221 Vergessen
München, November 2022.
Ich hatte so lange keine Sternschnuppe mehr gesehen, daß deren Existenz meinem Gedächtnis entschwunden war. Kann man Sternschnuppen wirklich vergessen? Ich tat es. Und als es mir endlich auffiel, war ich schockiert. Dabei steht auf meiner (eigentlich geheim gehüteten) Liste an Reisewünschen eine winterliche Tour durch Marokkos Wüste, um dort vom Zelt oder dem Kamm einer Düne aus Himmelsphänomene wie etwa Meteoriten zu beobachten; wie jeden Abend seit über drei Jahren ließ ich den Hund in den Garten, kindlich schaudernd und mich ergötzend an den bizarren Schatten der Bäume, Sträucher, Stauden, die teils gänzlich schwarz-blau verschluckt, teils von einer Straßenlaterne grünlich-gelb überzogen reglos ausharrten; bei Windstille kratzt nicht einmal der Bambus die Fassade entlang. Wenn das Firmament frei ist von Wolken, suche ich die wenigen mir bekannten Sternbilder, stolpere ich über das orange Blinken der Elon Musk´schen Satelliten, derer er seit 2019 bereits über 2700 aktive ins All hat ballern lassen im Rahmen seines „Starlink-Projektes“, von den meisten Erdenbewohnern unbemerkt und unbekümmert. Ja, der Lichtertanz der Nacht bereitet mir mittlerweile eher Unbehagen, anstatt für poetisch-lyrische Stimmung zu sorgen…
Ich stand also frierend hinter dem Haus, darauf wartend, daß Montana fertig geschnüffelt haben würde, jederzeit bereit, in die Wärme der Wohnung zurückzutauchen, als ein weiß-blau-graues Schimmern sich in blitzschnellem Bogen nach unten bewegte und verglomm – – – bemerkt / vorbei, zwei Sekunden? Mir stockte der Atem. Ich wußte, was es war und zugleich entsetzte es mich, daß ich den Anblick einer Sternschnuppe aus meinen Erinnerungen gelöscht hatte, die letzte Beobachtung stammte aus der Kindheit bzw. frühen Adoleszenz. Ich wünschte mir nichts; im selben Monat sah ich noch zwei weitere.

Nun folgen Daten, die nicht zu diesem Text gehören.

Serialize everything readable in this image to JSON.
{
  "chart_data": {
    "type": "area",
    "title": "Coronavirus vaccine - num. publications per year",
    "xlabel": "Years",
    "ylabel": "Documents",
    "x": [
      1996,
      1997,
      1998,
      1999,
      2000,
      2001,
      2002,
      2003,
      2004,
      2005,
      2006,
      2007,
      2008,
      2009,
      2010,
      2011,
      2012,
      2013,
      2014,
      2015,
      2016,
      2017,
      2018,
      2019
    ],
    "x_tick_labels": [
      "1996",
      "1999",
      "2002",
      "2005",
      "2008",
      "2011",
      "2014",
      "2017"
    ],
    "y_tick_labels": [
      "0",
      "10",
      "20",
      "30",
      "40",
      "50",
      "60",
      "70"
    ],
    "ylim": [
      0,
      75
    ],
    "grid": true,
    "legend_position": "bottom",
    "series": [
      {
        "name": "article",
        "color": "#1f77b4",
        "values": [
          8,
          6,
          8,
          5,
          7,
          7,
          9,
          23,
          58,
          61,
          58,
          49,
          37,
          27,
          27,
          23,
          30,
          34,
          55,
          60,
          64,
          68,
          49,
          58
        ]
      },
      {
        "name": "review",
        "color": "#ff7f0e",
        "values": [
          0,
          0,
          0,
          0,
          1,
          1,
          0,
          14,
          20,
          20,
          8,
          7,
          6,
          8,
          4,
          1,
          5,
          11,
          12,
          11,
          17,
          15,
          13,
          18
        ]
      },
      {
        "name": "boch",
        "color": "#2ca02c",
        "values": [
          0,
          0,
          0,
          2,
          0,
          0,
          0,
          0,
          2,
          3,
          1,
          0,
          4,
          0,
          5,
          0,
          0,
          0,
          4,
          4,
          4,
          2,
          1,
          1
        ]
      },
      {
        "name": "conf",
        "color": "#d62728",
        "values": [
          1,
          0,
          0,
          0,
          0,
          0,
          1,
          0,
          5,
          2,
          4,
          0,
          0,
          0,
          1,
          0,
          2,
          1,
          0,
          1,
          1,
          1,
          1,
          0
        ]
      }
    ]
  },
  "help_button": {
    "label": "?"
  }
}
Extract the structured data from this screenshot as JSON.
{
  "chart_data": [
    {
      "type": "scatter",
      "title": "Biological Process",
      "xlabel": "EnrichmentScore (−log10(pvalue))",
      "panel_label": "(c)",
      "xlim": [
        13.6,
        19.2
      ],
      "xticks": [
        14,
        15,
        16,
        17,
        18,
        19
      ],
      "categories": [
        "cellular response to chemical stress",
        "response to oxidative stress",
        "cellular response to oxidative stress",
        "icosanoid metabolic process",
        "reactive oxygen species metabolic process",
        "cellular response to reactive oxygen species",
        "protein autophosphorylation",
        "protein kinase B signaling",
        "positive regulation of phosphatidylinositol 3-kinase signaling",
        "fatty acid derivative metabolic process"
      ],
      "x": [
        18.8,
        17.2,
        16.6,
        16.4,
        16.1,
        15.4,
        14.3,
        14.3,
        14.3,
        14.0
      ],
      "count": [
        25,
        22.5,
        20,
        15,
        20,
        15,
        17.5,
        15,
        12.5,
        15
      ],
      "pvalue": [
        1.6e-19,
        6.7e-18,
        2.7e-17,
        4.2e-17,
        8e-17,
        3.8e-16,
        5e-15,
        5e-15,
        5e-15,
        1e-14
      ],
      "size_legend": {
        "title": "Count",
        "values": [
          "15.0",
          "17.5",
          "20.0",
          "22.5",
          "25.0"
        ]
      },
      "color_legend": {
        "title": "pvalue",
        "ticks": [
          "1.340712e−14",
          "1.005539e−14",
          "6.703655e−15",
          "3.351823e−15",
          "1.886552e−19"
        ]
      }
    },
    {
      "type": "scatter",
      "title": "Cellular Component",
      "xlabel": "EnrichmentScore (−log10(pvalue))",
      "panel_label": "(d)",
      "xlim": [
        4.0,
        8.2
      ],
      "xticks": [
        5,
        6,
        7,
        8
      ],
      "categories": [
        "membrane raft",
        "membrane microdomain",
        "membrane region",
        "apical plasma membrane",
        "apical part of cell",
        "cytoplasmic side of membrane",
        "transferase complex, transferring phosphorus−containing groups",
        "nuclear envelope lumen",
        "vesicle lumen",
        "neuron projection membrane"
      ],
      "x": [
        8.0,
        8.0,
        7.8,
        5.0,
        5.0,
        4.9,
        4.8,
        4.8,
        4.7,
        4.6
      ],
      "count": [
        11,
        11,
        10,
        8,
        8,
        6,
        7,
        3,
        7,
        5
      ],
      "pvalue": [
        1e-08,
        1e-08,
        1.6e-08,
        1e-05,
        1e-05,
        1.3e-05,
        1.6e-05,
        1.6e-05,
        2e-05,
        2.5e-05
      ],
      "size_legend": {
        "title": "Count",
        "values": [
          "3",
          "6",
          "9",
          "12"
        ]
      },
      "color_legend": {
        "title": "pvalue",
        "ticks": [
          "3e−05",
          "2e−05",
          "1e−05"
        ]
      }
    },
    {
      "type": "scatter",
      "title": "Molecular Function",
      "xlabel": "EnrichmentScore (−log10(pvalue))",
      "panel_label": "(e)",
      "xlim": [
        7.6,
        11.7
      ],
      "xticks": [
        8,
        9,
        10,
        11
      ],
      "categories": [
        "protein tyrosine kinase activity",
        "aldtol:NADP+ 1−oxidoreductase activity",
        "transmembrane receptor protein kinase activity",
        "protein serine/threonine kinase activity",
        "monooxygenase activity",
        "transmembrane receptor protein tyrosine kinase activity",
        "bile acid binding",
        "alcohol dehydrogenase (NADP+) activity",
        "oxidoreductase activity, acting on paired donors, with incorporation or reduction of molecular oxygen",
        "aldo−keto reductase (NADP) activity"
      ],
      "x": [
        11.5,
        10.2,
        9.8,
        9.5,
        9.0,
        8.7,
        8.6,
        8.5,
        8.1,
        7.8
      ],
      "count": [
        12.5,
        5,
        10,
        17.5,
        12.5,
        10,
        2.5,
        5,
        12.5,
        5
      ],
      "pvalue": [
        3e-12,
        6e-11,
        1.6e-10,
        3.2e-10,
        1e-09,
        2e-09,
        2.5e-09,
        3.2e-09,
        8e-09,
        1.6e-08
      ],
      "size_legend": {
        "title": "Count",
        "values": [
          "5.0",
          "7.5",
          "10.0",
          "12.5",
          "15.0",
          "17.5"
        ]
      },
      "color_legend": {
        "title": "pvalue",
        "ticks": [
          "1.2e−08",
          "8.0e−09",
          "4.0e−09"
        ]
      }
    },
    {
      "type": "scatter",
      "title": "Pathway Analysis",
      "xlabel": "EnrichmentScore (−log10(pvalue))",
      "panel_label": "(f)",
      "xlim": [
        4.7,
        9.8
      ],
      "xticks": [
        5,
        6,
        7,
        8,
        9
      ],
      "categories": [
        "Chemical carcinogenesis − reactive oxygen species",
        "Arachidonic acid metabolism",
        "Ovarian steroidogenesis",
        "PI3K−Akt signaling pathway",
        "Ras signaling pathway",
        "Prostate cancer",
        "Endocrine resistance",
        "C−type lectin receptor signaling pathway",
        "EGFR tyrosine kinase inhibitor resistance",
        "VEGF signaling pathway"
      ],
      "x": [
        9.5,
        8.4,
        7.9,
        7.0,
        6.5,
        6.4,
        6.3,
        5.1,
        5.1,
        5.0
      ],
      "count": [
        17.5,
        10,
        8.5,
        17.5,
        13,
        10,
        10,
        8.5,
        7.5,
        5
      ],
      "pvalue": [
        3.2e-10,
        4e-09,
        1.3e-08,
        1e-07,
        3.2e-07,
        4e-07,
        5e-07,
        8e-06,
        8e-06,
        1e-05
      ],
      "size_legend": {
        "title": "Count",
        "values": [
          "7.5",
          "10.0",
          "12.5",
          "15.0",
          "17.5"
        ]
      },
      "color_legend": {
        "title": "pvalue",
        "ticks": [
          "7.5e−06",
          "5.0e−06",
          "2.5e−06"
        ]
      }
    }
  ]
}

Seitdem frage ich mich, welche anderen Selbstverständlichkeiten oder Schönheiten oder Naturgaben ich verdrängt, begraben habe, und insbesondere: warum dies so ist. Ich schwor mir, geistige Osmose zu betreiben, obwohl ich täglich spüre, wie meine sinnlichen und kognitiven Filter verstopfen vor lauter Infiltration mit vorgeblichen Informationen, die in meinem Leben so gut wie keinerlei Bedeutung haben. Ich bin so sehr mit Abwehr und Abschottung beschäftigt, daß die Kapazität zu fehlen scheint für das, was mir wichtig ist; Sternschnuppen, das hat mir meine Rührung begreiflich gemacht, gehören dazu.